Hand Tracking: If you are curious about what hand-tracking is, think VR headsets without the controllers. Here is a company video showing a couple of the spatial interactions to a nice marketing jingle: 1 minute hand tracking demo

Ultraleap

Our hand tracking software is deployed in various commercial settings but mainly in AR and VR headsets. Varjo and Pico both include our hand tracking, and we also sell the hardware and softawre for touch-free kiosks used in restaurants and and airports, namely the 3di.

Aspirationally, the hand tracking is paired with a haptic feedback system, so you can feel the virtual objects you are interacting with. The haptic system is very much a WIP, but the hand tracking is fairly mature. It’s pretty futuristic and worth checking out if you’re into that sort of thing.

Some Context

Name of the Game: We make and sell our own tracking hardware, but OEMs increasingly want to install use their own cameras in headsets and just use our software. Even worse, they want to deploy them for dual use, like sharing a camera system between 6DoF tracking and hand tracking. This means we need to be able to run our models on a variety of conditions.

My Team

The job of our team was to find better ways to track hands on different devices, in different lighting conditions, and with different gestures.

Earlier Role as a Machine Learning Engineer

Starting out, I was mainly responsible for testing models by hand (no pun intended). To convince customers our models work well for them, we needed a robust system of metrics that could run on simulated data and serve as an honest benchmark. I created a system of performance metrics that could be run on simulated data, and then used to compare models, giving out customers a quantitative estimate on things like latency, false positive rate, and a bunch of specific hand-tracking performance related metrics like palm normal error. This system is now used to test all of our models, and is a key part of our CI/CD pipeline.

To be fast to iterate internally, we needed a system that could check for specific performance regressions. To this end, I expanded what was basically a system of gesture-based unit tests to create a comprehensive system that gets more accurate as it gets used.

Later Role as a Senior Machine Learning Engineer

As I got more experience, I moved more towards the research side, trying train robust, well-behaved networks.

Together with our synthetic data team, I designed and implemented experiments around different architectures and dataset parameters like lighting, camera geometry, and gesture coverage to improve occlusion performance.

I learned a lot about trying to balance tradeoffs between things like dexterity and robustness. For example, some models needed to track hands down to a centimeter accuracy at close range, others needed to be keep tracking through lighting changes, while other still need to have great depth estimation.

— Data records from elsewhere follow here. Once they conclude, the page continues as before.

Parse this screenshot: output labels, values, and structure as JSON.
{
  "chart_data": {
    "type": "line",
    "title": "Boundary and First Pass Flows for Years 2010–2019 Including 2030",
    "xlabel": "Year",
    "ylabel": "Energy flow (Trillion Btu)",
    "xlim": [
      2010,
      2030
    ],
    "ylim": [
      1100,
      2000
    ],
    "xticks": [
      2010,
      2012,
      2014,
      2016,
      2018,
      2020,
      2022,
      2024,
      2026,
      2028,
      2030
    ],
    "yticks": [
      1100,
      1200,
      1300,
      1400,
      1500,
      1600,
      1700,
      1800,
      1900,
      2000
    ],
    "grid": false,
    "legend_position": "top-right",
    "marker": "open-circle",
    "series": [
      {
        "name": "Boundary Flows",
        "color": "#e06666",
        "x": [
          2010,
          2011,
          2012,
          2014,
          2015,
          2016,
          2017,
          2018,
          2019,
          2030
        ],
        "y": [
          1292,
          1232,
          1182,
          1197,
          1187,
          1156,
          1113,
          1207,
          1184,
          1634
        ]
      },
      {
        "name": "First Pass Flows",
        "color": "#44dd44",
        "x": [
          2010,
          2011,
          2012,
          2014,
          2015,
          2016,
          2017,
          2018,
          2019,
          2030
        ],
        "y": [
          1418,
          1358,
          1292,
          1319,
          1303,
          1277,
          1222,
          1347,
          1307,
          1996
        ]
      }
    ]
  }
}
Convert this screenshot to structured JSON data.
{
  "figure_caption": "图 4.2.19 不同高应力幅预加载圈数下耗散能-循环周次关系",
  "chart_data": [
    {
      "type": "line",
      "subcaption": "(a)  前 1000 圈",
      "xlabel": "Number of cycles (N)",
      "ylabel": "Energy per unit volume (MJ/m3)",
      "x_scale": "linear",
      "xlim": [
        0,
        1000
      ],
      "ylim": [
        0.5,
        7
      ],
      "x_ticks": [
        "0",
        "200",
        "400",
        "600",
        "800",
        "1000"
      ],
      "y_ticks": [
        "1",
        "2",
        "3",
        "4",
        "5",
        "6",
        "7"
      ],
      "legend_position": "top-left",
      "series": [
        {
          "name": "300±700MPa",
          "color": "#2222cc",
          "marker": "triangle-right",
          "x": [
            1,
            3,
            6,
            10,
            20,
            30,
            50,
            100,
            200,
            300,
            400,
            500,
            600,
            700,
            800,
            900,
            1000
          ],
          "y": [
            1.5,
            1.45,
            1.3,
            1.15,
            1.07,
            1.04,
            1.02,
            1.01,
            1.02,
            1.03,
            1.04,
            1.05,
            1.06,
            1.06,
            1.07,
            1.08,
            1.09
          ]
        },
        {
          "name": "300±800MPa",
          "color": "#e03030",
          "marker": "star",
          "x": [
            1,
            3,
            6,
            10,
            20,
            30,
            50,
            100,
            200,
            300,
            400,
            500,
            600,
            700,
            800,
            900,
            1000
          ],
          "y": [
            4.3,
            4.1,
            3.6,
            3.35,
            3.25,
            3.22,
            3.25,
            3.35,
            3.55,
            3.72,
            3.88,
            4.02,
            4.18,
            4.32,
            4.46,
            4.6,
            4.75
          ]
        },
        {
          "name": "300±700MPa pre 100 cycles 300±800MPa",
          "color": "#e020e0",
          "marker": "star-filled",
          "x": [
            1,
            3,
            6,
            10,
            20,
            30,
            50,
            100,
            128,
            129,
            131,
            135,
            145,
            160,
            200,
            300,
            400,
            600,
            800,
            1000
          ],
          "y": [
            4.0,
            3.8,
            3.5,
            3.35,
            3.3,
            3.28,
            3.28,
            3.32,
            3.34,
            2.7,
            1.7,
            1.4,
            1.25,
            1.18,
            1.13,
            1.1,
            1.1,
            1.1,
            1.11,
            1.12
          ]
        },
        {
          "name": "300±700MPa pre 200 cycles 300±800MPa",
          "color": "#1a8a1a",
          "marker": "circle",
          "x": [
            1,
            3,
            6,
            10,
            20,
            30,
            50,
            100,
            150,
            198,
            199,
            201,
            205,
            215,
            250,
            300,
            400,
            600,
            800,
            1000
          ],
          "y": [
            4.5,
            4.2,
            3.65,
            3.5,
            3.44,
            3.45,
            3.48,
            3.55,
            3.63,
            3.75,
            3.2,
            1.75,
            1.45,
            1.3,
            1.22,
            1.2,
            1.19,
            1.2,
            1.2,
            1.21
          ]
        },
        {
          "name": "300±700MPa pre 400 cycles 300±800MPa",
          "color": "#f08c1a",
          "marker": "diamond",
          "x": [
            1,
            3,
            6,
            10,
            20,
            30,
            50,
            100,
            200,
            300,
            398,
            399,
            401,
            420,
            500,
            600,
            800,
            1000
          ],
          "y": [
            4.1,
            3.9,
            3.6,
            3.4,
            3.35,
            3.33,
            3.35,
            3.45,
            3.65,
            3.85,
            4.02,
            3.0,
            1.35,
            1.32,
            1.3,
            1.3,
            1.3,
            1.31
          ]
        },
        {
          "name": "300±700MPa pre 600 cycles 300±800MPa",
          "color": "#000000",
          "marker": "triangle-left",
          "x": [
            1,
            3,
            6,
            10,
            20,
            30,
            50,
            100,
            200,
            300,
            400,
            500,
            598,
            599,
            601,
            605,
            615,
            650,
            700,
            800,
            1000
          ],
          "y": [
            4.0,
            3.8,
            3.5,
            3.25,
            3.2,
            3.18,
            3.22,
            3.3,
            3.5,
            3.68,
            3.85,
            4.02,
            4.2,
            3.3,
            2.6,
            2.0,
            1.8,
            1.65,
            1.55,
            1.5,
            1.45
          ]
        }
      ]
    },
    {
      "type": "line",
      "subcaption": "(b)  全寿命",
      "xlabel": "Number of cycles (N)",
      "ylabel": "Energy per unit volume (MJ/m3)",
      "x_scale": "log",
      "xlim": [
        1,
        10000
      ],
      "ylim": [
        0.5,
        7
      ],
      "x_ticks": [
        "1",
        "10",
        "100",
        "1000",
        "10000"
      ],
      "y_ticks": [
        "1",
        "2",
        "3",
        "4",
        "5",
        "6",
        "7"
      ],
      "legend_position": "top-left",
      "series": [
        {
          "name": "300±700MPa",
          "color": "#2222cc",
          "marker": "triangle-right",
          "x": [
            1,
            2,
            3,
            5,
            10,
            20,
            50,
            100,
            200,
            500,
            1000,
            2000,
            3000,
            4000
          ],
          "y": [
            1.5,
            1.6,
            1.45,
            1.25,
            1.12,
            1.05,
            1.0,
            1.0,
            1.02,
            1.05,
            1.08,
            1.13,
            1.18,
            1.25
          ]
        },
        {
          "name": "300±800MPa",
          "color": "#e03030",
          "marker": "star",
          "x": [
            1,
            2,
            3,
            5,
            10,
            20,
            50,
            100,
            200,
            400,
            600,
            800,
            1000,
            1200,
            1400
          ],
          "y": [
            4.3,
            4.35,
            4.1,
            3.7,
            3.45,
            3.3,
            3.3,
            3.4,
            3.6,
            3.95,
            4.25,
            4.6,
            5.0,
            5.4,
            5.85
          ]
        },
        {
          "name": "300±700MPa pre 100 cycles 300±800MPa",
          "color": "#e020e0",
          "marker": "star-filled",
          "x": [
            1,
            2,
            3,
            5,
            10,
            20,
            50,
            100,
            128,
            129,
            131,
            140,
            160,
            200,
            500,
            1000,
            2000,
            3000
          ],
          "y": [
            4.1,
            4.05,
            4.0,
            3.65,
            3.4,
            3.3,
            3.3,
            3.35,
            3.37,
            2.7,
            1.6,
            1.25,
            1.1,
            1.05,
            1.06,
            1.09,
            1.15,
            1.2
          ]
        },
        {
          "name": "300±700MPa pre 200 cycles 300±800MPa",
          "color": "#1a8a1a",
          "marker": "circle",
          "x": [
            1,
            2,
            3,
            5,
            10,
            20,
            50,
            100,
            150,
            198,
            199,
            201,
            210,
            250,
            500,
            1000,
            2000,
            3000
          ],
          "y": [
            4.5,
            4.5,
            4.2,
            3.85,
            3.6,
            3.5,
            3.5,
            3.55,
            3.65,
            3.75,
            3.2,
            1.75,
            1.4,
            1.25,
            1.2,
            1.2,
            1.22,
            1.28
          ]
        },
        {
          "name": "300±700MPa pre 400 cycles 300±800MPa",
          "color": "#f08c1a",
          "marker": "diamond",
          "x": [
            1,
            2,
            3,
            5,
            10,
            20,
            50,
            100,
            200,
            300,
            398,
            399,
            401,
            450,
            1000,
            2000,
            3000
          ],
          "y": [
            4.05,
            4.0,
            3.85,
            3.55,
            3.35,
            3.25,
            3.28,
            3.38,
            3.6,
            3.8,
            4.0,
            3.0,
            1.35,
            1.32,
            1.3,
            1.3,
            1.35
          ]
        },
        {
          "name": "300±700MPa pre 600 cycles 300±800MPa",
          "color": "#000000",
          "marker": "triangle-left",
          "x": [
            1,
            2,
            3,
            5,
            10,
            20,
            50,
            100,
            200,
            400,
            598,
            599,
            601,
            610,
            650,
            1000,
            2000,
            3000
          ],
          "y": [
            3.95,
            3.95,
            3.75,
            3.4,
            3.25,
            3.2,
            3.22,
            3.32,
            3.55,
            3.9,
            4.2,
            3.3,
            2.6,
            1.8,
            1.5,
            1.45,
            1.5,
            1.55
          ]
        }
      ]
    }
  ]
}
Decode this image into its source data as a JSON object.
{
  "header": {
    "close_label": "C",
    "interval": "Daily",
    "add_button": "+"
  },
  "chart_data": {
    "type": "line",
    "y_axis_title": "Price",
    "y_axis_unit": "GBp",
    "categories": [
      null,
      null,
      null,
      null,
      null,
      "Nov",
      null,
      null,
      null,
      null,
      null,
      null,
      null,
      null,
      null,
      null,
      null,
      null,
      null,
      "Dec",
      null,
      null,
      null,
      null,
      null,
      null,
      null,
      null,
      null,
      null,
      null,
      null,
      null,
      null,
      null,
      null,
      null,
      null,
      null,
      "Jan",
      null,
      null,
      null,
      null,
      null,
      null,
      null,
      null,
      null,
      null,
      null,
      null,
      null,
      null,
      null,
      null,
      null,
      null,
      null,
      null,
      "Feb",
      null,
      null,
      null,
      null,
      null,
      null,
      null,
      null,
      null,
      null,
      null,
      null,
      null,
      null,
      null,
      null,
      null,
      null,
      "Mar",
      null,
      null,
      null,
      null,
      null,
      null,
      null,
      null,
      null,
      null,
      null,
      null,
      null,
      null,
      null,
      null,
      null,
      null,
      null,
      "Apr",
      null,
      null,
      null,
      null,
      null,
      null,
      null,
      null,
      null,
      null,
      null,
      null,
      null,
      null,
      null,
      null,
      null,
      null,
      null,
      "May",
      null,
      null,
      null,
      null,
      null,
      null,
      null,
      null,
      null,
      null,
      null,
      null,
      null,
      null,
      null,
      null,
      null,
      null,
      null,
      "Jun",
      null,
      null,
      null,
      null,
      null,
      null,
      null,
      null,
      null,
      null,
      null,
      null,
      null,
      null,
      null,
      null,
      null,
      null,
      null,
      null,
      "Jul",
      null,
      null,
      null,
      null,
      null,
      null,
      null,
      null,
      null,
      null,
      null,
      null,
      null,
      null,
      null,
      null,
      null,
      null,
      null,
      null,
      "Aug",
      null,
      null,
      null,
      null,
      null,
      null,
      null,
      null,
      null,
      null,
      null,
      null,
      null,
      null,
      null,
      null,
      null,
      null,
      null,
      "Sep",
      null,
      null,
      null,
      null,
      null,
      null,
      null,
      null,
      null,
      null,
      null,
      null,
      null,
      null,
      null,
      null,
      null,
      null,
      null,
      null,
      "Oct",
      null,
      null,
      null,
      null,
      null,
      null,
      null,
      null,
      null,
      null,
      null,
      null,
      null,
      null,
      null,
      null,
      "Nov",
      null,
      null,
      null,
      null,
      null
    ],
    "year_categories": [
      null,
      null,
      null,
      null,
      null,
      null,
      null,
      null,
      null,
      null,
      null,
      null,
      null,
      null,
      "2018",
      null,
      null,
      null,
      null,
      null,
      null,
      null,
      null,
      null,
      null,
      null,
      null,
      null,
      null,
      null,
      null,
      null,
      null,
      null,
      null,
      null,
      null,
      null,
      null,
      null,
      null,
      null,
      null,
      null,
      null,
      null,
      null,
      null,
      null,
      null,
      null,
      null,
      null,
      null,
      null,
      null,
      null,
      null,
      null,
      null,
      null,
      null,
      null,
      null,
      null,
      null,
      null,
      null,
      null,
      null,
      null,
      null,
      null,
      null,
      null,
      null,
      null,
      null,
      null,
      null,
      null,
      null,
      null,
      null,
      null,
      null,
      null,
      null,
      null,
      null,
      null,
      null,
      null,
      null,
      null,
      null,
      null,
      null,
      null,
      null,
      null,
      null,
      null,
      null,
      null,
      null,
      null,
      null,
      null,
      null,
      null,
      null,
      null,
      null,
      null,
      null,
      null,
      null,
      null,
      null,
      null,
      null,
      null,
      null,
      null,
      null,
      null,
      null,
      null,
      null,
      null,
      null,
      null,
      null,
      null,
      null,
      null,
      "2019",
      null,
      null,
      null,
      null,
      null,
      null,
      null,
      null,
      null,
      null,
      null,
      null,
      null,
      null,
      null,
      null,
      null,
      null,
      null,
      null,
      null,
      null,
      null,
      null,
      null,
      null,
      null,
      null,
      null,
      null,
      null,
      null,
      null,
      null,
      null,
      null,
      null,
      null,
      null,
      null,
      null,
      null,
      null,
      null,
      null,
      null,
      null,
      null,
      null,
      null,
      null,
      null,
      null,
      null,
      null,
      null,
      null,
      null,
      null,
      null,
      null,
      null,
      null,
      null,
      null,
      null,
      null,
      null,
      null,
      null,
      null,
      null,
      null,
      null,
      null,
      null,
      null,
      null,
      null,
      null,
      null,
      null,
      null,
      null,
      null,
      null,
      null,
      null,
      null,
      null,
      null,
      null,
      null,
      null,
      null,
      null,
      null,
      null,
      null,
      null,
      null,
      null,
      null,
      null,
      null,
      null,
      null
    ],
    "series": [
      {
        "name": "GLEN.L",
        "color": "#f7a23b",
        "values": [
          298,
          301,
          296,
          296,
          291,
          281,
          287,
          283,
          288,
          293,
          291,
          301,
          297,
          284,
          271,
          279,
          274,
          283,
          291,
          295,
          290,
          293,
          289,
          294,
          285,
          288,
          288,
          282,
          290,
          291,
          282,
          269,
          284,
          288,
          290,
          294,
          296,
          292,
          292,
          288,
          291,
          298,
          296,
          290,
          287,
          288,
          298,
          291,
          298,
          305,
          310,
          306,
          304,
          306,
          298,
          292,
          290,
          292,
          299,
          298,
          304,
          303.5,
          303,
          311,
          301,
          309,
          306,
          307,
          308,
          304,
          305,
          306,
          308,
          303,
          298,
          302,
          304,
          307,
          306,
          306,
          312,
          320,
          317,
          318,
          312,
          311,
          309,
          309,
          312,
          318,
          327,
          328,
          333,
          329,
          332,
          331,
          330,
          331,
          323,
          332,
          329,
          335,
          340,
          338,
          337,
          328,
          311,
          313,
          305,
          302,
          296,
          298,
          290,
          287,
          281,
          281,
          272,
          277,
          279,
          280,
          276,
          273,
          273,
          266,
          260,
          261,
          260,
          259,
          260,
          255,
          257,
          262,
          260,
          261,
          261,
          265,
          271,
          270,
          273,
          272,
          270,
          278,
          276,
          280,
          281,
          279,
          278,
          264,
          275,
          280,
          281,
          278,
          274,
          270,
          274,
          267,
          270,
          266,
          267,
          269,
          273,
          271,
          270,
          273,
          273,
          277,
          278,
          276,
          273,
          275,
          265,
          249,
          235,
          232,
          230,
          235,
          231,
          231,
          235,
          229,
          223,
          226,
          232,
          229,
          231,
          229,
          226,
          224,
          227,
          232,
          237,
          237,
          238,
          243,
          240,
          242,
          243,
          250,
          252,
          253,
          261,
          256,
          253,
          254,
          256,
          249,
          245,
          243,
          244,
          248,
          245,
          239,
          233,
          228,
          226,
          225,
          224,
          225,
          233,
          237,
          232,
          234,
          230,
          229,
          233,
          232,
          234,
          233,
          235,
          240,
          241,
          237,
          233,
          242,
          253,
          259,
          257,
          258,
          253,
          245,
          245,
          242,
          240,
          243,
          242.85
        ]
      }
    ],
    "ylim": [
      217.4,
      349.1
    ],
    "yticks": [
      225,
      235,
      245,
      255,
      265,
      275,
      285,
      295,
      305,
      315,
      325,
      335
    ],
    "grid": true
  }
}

Here is a video showing our models running on a Lynx R1 mixed reality headset, one of many pieces of hardware we got our hands on https://www.youtube.com/watch?v=LwOsgEXb9YY

I also become interested in finding better ways to train models, and started doing curriculum learning experiments. My day to day activities involve reading papers and using the ideas to generate machine learning experiments for our detection and tracking problems. Research wise, I designed and implemented experiments in curriculum learning, model compilation for inference optimization, and model architecture design. Later on, when the attention models took off full steam, I did some work on vision transformers and shipped a suitable sub-quadratic alternative architecture.

tl;dr I worked on training low power, on-device vision models for real-time pose tracking, optimizing tradeoffs in model performance, latency, power usage, accuracy, and robustness.